À janela, pela janela
Embora não conste no Guinness Book, uma das atividades mais interessantes, em cidade menorzinha de hoje em dia, é ficar à janela, nas casas em que ainda contam com janela, sem ter o que fazer, senão olhar pela janela. Olhar e ver além, sem motivo aparente, como quem não tem urgências a fazer ou realizar, como quem está sempre em férias, como quem está morto. (Aliás, por que será que os mortos enxergam tão bem?) Olhar e ver pessoas, e ver coisas, e ver o invisível no semblante visível do mundo das pessoas e das coisas.
Ver Pedrinho, 5 aninhos, 6 dentinhos miudinhos e uma curiosidade enorme. Vê-lo à janela da casa do avô Pedro, uma casa de esquina que conta com duas janelas 24h abertas para o mundo. Ver Pedrinho pendurado sobre seus pensamentos, a olhar concentradamente galinhas no asfalto e pensar "Em que estará pensando Pedrinho?"
Pedro e Pedrinho, parece nome de dupla sertaneja, mas são apenas dois apaixonados por janelas. Pedrinho desde criança; Pedro, desde que se aposentou. É assim, pendurados à janela, pela janela, que eles sonham, criam histórias e, de muitas formas, vivem um pouco além da realidade circunscrita em Maravilha, esta cidade maravilhosa, cheia de janelas.

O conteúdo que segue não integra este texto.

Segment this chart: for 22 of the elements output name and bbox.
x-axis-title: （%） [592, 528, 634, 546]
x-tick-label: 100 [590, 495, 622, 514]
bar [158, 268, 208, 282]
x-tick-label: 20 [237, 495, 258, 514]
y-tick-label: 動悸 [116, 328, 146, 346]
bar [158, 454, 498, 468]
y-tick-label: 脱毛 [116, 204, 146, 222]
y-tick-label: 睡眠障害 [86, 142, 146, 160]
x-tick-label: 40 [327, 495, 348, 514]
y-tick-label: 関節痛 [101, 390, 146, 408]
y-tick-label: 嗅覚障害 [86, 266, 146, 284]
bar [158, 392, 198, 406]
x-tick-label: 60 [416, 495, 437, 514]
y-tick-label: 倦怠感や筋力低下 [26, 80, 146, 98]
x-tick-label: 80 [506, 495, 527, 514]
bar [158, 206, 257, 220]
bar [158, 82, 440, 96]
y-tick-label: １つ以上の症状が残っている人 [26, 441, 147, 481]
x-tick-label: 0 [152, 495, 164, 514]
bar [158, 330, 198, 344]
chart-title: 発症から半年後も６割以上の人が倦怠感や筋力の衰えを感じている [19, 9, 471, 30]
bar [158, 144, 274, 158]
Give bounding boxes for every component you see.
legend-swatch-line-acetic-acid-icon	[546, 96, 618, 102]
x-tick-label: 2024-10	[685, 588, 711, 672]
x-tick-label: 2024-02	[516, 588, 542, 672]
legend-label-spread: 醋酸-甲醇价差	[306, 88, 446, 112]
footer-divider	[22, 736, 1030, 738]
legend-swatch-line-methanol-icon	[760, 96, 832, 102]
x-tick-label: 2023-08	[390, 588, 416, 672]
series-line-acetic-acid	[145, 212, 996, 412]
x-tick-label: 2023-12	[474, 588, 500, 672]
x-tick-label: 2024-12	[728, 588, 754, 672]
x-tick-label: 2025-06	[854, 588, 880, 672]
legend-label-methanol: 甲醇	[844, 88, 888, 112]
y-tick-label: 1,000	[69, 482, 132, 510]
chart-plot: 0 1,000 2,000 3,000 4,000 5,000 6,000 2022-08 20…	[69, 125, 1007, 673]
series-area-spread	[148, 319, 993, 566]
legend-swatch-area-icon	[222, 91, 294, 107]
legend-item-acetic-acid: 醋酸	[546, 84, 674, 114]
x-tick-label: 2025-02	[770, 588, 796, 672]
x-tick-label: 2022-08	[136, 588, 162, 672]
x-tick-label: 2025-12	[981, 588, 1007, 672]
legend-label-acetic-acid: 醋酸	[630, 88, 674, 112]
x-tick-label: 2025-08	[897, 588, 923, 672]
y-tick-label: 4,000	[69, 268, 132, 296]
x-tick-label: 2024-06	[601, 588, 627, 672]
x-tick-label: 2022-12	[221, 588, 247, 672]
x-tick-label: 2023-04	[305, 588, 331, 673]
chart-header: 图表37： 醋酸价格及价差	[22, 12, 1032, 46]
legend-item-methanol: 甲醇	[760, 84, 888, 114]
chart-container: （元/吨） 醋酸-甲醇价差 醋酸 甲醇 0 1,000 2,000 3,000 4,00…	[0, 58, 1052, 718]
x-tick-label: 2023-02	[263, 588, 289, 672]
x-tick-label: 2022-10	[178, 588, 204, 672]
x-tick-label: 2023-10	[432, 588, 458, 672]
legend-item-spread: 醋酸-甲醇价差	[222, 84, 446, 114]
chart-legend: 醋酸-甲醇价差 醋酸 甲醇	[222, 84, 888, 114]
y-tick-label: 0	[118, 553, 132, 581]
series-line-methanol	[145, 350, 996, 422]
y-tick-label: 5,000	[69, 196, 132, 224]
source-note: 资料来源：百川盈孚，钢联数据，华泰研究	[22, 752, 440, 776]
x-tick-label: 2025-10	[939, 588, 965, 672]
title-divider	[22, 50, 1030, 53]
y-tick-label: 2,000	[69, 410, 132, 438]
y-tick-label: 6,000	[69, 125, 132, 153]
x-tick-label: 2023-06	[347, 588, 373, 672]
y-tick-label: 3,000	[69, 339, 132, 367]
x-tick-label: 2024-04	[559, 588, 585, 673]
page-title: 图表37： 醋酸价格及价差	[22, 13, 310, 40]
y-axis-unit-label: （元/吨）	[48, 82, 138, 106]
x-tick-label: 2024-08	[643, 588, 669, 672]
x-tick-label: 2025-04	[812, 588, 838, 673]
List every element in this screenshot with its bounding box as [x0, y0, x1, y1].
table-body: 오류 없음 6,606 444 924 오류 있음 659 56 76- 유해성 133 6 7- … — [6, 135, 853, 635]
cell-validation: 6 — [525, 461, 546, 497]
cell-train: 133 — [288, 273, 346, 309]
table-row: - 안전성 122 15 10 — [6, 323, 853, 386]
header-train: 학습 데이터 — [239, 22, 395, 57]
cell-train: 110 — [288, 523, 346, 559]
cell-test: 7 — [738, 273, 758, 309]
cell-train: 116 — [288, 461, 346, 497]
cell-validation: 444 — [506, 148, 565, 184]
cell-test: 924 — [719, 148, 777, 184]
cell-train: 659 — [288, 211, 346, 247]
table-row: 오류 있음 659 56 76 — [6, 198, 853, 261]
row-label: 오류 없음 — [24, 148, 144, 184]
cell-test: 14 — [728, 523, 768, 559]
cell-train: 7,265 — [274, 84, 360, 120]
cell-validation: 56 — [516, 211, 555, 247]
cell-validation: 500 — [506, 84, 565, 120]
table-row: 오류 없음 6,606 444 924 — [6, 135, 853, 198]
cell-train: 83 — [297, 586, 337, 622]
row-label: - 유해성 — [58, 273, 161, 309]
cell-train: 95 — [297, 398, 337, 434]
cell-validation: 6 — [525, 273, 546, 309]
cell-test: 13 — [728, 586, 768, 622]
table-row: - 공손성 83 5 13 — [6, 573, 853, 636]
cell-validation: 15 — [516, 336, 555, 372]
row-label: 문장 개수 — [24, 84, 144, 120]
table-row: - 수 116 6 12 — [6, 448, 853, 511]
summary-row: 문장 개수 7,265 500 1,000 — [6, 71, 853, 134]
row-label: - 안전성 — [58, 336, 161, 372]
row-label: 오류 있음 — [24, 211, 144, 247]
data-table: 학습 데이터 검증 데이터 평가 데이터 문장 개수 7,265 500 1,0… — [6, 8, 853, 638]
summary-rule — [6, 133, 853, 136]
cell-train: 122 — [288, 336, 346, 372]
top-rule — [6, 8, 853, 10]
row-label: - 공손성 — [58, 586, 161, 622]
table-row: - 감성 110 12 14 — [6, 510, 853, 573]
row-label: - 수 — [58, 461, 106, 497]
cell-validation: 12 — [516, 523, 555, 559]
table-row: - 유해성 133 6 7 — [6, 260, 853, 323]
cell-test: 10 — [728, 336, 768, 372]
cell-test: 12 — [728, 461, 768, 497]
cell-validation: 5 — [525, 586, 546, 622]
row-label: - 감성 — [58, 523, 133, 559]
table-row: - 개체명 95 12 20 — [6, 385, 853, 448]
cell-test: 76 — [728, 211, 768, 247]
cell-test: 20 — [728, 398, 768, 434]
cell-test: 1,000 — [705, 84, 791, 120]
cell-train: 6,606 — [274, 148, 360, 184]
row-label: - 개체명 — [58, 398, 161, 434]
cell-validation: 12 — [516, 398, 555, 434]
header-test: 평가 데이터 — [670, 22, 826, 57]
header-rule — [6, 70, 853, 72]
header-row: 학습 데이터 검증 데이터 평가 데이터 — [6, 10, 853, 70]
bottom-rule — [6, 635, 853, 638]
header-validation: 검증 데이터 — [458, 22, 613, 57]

Há algo místico em estar à janela: esse lugar entre a intimidade do lar e a vastidão do mundo. Não fosse a presença inexorável do tempo, seria quase uma terapia gratuita e indolor. Ou não, a depender do ângulo de observação, da paideia.
Mas o que viria a ser paideia? Não tenho ideia. Apenas olho pela janela, vejo essa moça passar, vestida com a palavra exposta no peito: "paideia". Temendo ser tido como esquisito, coisa que não sou, é claro, sou normal, segundo a numerologia, não a interrompo.
Falta-me, de acordo com a numerologia, apenas coragem para frustrar a marcha da jovem e lhe perguntar: "Moça, o que é Paideia?" Porém vai que a moça também desconheça o sentido original ou fictício do termo. Seria dupla humilhação: a minha, em perguntar; a dela, em não saber responder, conforme o dicionário ou a filosofia.
Assim, o mais recomendado, conforme a numerologia, é apenas relacionar a disposição da palavra ao contexto e ver este senhor, de andar vagaroso, sem óculos, sem pressa, na rua estreita. Este senhor que leva nas mãos trinta reais em cédulas de 10, 5 e 2; que, de repente, para os passos lentos e arruma as notas de dinheiro em ordem crescente. Em seguida, põe todas no bolso da calça escura, dá cinco passos lentos à frente; para novamente; apalpa o bolso, para certificar-se de o dinheiro realmente ainda está no bolso da calça escura e larga, mais larga que escura.
Olhar à janela, pela janela, e ver esse senhor precavido, atento ao parco dinheiro, talvez seu único dinheiro, recear perdê-lo. Admirar o andar em círculos do prestanista, enquanto fala ao telefone e mordisca a ponta da tampa de uma caneta. Pegar-se, do nada, falando sozinho; a observar formiga carregar migalhas não se sabe para onde; estalar os dedos repetidamente e sem motivo aparente, dormindo, sonhando, acordado. Tudo isso pela janela, à janela.
É quase uma terapia gratuita e indolor. Não fosse a presença inexorável do tempo.